I make my way down the hall, my steps creaking on the stairs as I struggle to eavesdrop on the conversations. Above all, I hear my brother chattering excitedly about something or other and the following laughter that ensues. Robin has a special kind of charisma that often surprises even me. He’s a natural storytellerand can adapt to any environment, so much so that I believe I’m going to have him read this week’s story at the library, because I just know he will love it.

I head into the sitting room, where everyone is gathered before dinner. I find Arlo first. He’s sitting in his usual chair, swirling a glass of amber liquid in his hands. His eyes find mine, even as the chatter dances over us.

I look away, finding my brother regaling Seraphina, Autumn, and Saffron while Lark sits snuggled up beside him. Her eyes are full of love and appreciation as she soaks in every word. With nowhere left to sit, I shuffle over to stand in front of the fireplace, which just so happens to be where Arlo sat.

Really, I didn’t do that on purpose. It’s just warm in this corner.

“Here.” His breath whispers over my skin. “Sit.”

He’s so close, and I swear I feel the others watching this dance we keep playing. Without a word, I slide onto the chair as Arlo heads over to the drink cart and pours me a glass of red wine, which is very much needed at this moment.

He hands it over, and I clutch it to my chest like it’s a lifeline, which it very well might be, and focus on the story. Robin’s telling them something obnoxious from our past, about us getting lost in the woods, which was always a very dangerous situation for kids.

“So I’m here for a week. What is there to do in a small town?” His eyes light up as he meets Seraphina’s gaze, and she blushes.

What do we have here?

I jump in, ready to take over his Wednesday morning. “I’ve signed you up for story time on Wednesday.”

“Story time?” Robin’s eyes, so like mine, sparkle with mischief. “And tell me, dear sister, what book am I reading?”

That’s just like Robin, to take my claim in stride, but I know him far too well, and when it comes to my brother, I should always expect the unexpected.

“Just a Thanksgiving book.” I clear my throat, sipping the spicy wine and avoiding Robin’s penetrating gaze. I won’t give him any more than that.

“You sure that’s a good idea, Wren?” Seraphina twists her hands. I know what she is referring to—the town’s refusal to acknowledge Thanksgiving.

I have a plan for that. “Trust me?” I ask, because I plan to talk to Paris tomorrow night. The good, the bad, the ugly, I’m hoping we can help her move past the pain of losing her husband on Thanksgiving. I don’t want to appear as though her pain isn’t real, but I want to be there for her and teach her it’s okay to heal. Just as she taught me. The pain never really goes away, but we can learn how to better understand the anguish.

And if not?

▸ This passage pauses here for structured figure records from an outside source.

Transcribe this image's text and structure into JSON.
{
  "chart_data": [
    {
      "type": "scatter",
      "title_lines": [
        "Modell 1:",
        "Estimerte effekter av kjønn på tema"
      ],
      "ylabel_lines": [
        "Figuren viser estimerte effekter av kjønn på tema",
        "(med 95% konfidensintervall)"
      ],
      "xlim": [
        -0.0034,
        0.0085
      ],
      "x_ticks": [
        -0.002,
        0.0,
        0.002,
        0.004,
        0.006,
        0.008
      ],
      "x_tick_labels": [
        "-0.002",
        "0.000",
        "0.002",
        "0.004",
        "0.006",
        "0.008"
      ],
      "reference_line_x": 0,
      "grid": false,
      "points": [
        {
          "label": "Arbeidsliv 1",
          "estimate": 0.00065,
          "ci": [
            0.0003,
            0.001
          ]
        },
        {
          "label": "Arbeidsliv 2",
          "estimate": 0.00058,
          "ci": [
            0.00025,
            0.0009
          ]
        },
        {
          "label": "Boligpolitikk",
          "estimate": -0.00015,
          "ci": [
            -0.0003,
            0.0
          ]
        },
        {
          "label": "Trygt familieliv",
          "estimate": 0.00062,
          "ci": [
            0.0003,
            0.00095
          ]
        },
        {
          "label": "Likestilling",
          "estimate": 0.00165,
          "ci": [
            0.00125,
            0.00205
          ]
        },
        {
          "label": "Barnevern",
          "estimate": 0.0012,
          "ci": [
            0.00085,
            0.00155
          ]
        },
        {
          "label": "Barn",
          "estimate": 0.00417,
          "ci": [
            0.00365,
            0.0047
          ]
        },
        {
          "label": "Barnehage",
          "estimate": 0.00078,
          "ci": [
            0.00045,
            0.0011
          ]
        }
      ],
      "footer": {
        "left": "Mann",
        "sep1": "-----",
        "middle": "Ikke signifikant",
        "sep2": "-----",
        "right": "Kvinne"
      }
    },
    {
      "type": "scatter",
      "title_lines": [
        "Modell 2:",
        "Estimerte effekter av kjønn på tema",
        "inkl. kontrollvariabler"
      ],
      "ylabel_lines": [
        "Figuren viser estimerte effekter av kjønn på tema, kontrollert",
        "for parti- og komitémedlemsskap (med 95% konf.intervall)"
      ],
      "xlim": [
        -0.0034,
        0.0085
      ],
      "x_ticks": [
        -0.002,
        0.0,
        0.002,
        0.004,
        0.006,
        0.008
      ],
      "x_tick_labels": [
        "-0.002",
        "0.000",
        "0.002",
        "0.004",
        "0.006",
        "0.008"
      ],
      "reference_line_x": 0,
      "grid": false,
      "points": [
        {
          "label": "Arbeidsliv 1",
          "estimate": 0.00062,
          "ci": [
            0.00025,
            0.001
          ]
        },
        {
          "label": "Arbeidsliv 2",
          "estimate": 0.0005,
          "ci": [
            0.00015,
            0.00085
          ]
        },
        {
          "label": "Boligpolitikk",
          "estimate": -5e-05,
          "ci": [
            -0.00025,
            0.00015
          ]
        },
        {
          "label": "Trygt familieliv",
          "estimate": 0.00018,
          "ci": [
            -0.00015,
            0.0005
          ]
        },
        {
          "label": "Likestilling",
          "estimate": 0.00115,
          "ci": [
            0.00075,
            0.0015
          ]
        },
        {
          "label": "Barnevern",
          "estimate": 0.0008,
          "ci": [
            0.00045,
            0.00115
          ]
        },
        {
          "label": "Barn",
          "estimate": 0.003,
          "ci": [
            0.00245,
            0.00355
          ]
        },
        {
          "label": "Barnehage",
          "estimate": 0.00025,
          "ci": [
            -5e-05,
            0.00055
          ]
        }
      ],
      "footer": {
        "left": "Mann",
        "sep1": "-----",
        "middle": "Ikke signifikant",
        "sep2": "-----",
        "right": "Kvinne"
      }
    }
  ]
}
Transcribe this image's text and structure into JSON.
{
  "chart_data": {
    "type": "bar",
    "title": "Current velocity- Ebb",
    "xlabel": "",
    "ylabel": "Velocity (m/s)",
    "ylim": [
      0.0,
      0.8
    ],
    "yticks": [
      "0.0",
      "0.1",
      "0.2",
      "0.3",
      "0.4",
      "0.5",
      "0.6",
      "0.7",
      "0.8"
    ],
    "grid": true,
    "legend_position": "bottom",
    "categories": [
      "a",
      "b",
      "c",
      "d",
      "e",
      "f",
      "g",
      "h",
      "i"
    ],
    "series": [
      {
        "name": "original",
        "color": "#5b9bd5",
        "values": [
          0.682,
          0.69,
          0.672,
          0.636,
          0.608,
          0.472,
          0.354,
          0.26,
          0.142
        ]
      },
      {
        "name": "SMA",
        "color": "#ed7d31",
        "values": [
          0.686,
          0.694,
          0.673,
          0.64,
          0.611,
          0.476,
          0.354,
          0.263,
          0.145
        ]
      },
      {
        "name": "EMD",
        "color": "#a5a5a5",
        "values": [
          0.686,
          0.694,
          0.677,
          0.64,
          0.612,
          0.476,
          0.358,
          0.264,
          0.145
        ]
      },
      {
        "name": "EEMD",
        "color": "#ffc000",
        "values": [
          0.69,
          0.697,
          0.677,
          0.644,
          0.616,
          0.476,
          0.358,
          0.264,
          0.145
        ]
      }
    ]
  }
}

Well, I haven’t figured that out yet.

“It won’t work.” Autumn slouches in a chair to my left, rolling her bottle along the armchair. “She will lose it if you read a Thanksgiving book on Wednesday.”

“I’m missing something,” Robin mutters with a tilt of his head and a curious look on his face.

“I know that look, and no.” I point at him. “It isn’t my story to tell.”

“It also isn’t your hurt to mend,” Autumn counters.

She’s also not wrong, but just like they were there for me the other night, I want to be there for her.

“I’ll talk to her.” Robin gives me that smile that is all joker and not one ounce of seriousness. “Besides, don’t you two have a date to work out?”

I choke on my wine and, like the gentleman Arlo is, he slaps my back, which is completely unnecessary.

“No.” I gasp for breath.

“No to the date, or no to talking to this Paris?” Robin wags his brows, and I want nothing more than to chuck my wine at him. But I won’t because I’m not a freaking child…unless it comes to him, then I’m a child.